A Royal Navy Submarine Commander from Bromley who served in the First World War has been honoured with a commemorative stone.

Lieutenant Commander Geoffrey Saxton White was born in Shortlands, Bromley and was honoured this week (January 29) with a Victoria Cross 100 years after his death in January 1918.

His grandchildren, great grandchildren and great great grandchildren came together for the ceremony at the Bromley War Memorial in Martins Hill where the commemorative stone was unveiled.

Councillor Colin Smith, leader of Bromley Council, said:"Everyone present could not have failed to have been struck by the poignant and very moving peace and calm the ceremony was held in on a windswept January morning in Bromley, compared to the terror and violence faced by Lieutenant Commander White and his brave crew in the Dardanelles exactly 100 years ago last Sunday.
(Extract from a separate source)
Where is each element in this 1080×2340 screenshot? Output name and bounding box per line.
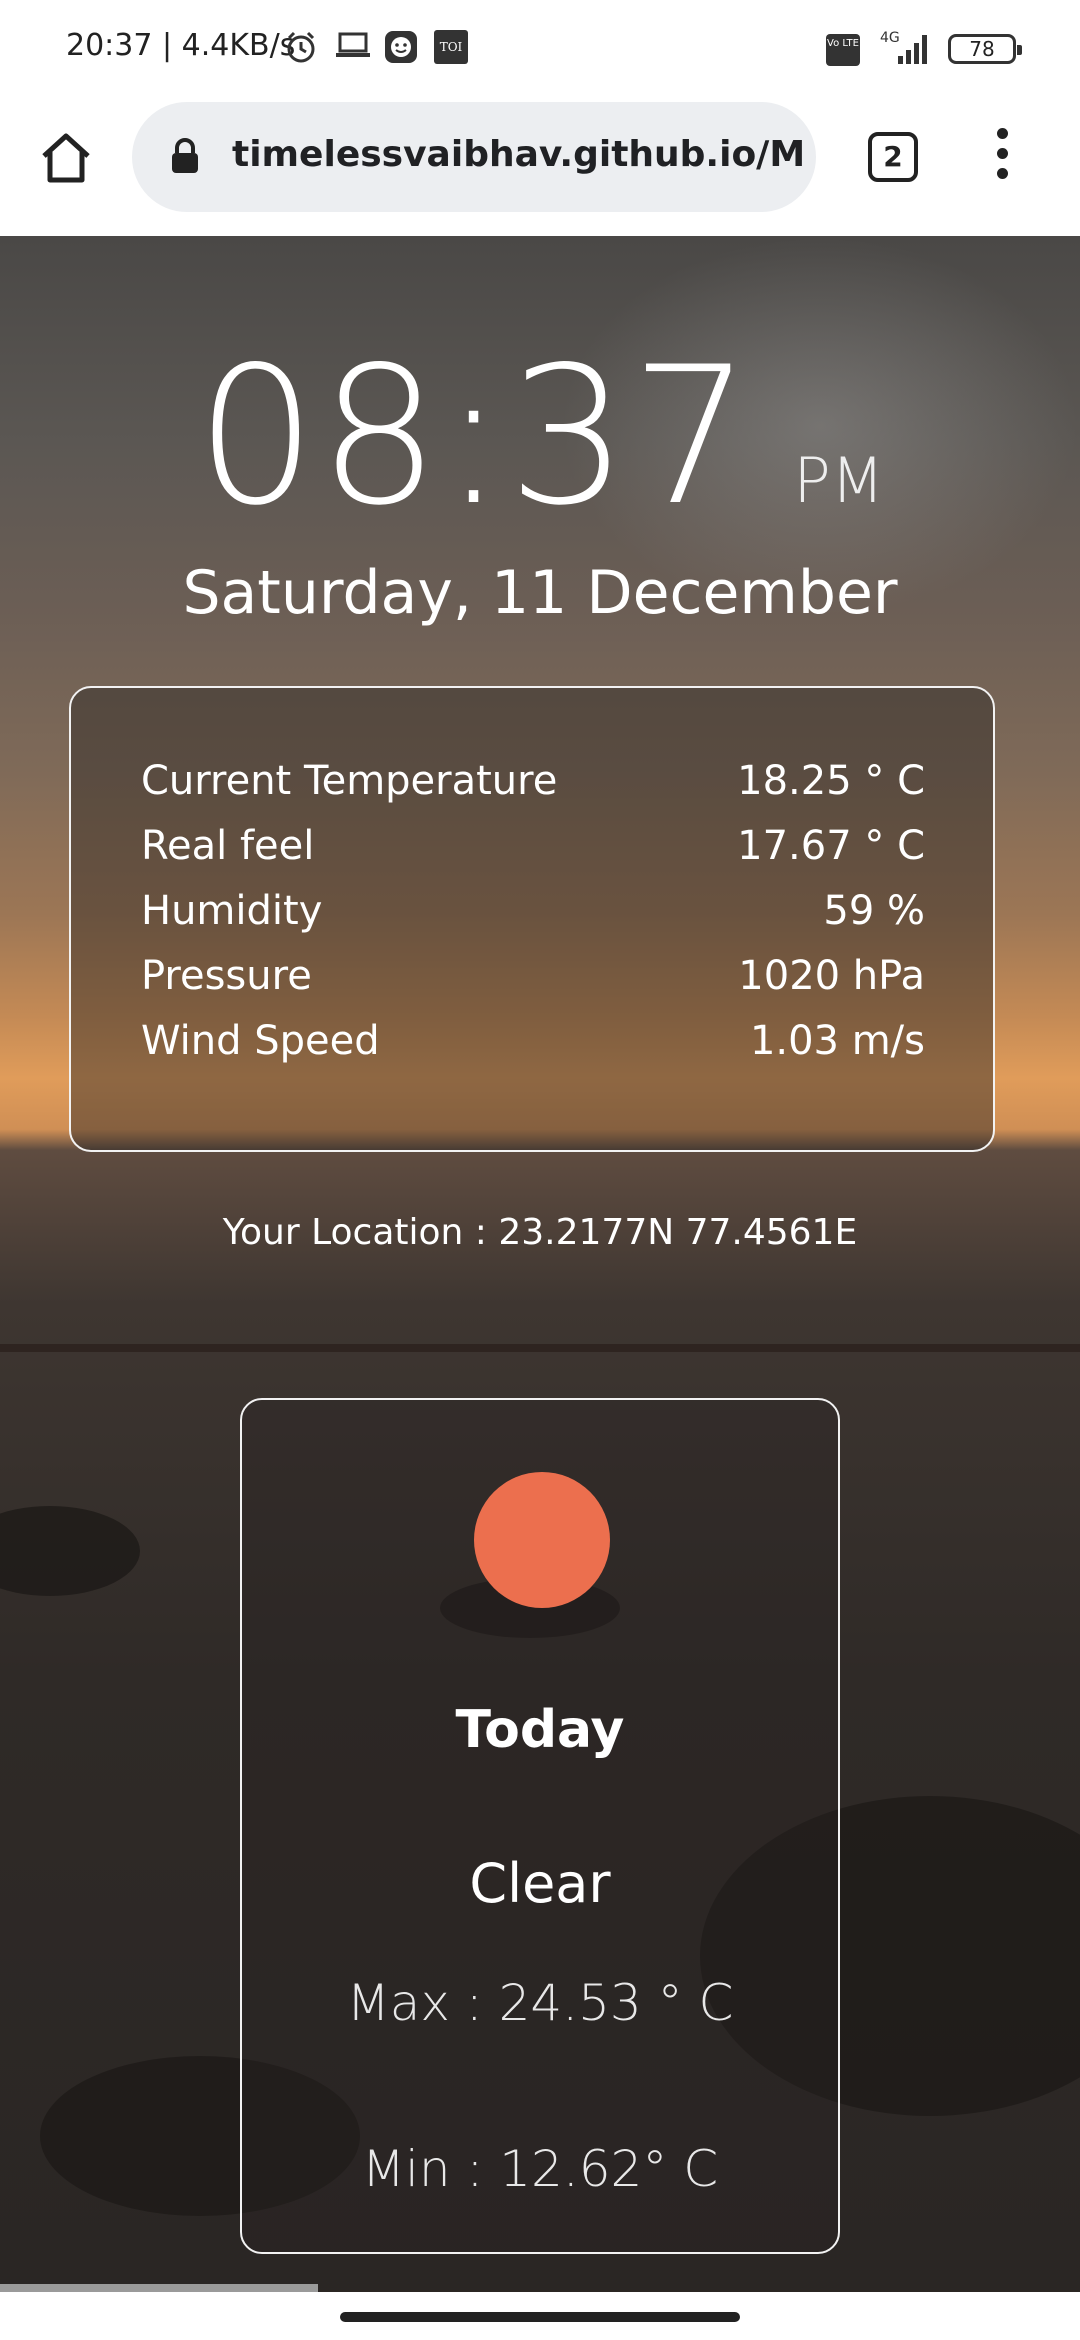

"The commemorative stones being placed in the birthplaces of such gallant individuals across our Country, are designed not only to recognise the brave individuals in question, but also to remind us all of the incredible bravery and sacrifice displayed by so many others during the awful conflicts in which they had to fight.

"We very much hope that this stone, and the reasons for its installation, will serve as a reminder and inspiration to us all, of the debt our generations owe to those who went before us. Their bravery and selflessness must never be forgotten, we owe them everything we are today.”
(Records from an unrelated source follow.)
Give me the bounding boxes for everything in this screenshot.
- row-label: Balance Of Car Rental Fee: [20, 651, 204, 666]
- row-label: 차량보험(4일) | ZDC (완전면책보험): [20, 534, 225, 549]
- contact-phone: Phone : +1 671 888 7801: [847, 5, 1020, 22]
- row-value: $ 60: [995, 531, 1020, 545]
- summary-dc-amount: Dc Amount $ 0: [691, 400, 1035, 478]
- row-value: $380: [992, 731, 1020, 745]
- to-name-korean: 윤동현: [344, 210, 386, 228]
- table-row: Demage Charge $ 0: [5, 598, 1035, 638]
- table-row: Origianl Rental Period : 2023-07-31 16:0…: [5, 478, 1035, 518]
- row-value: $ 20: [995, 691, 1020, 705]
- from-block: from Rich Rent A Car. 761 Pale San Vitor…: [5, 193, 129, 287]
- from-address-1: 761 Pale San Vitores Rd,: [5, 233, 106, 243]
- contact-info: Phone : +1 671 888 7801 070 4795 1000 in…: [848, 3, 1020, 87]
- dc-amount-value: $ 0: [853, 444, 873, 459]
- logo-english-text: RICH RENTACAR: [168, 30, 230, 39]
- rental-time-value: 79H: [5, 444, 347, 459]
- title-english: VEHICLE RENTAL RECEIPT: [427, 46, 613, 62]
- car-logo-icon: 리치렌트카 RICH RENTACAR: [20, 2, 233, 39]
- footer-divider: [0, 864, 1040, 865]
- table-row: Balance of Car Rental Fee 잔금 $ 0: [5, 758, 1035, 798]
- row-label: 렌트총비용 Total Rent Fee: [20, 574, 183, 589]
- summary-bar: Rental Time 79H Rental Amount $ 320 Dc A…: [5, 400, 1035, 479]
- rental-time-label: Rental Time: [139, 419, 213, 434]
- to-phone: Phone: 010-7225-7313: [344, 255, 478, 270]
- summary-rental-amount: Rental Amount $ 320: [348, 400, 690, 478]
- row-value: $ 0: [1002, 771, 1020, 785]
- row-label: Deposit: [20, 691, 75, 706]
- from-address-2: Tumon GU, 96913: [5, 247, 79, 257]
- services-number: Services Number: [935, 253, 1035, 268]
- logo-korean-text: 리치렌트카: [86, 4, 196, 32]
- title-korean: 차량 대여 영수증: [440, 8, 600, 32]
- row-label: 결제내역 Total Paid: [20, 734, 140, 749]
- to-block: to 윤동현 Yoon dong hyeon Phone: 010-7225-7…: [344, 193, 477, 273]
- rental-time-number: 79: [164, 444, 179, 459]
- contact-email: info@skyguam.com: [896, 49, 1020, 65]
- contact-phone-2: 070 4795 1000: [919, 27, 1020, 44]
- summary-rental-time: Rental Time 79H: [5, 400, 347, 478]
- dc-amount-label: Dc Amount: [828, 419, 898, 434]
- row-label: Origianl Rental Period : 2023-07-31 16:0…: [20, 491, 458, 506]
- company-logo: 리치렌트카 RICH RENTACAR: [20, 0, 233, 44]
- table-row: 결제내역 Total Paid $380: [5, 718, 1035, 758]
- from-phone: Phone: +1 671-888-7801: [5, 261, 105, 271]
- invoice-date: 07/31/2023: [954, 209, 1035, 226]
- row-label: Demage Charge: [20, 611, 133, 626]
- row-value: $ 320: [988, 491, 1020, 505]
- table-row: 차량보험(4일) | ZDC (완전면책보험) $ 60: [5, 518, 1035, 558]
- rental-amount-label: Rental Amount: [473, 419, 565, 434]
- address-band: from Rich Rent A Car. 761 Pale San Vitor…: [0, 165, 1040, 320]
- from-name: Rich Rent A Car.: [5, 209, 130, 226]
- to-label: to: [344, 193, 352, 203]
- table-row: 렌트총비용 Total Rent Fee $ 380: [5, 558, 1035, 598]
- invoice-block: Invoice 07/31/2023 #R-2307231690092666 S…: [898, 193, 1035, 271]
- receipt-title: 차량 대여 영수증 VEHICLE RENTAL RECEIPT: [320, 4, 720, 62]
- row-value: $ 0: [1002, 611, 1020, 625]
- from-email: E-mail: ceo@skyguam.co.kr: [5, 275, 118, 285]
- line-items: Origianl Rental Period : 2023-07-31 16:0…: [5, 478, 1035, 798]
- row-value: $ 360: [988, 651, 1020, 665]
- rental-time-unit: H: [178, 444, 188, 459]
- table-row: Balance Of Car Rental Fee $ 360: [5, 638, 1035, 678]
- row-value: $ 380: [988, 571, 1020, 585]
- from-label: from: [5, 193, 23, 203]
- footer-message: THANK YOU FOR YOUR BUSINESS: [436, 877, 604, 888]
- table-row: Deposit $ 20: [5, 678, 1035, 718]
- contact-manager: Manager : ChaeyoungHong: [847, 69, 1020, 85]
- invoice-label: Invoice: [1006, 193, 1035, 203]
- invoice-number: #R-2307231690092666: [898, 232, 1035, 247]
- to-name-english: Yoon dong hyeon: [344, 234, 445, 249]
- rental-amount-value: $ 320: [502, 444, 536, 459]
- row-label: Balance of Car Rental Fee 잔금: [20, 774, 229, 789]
In a joint statement made by Geoffrey Saxton White's grandchildren, Nicola Higgins, Richard Campbell and Lyn Shore said: “We are of course very proud of our Grandfather’s award of the Victoria Cross.

"His act of bravery as a submariner meant he never had the opportunity to meet his daughter Sheila, our mother, as she was born in May 1917 when her father was stationed in the Mediterranean and he was never to return to England.

"We would like to thank all the organisations and authorities for giving us the opportunity of recognising the sacrifice our Grandfather, Geoffrey Saxton White made during the First World War."

Lieutenant Commander White was killed by shell fire on board a submarine on January 28, 1919.

Rear Admiral Tim Hodgson, Director Submarine Capability MOD, said: "It is humbling to have been invited to the unveiling of this plaque today, which demonstrates the great pride which the country takes in the conspicuous courage shown by Bromley-born Lt Cdr Geoffrey Saxton White.

"We in the Royal Navy Submarine Service share this pride. Courage is the fuel which drove the Submarine Service then and which still drives us today; it is key to our ethos of absolute professionalism.

"The kind of selfless courage shown by Lt Cdr Saxton White, where he put his duty to the welfare of others before his own, is what we all aspire to. It is what enables us to continue to protect our nation’s interests.”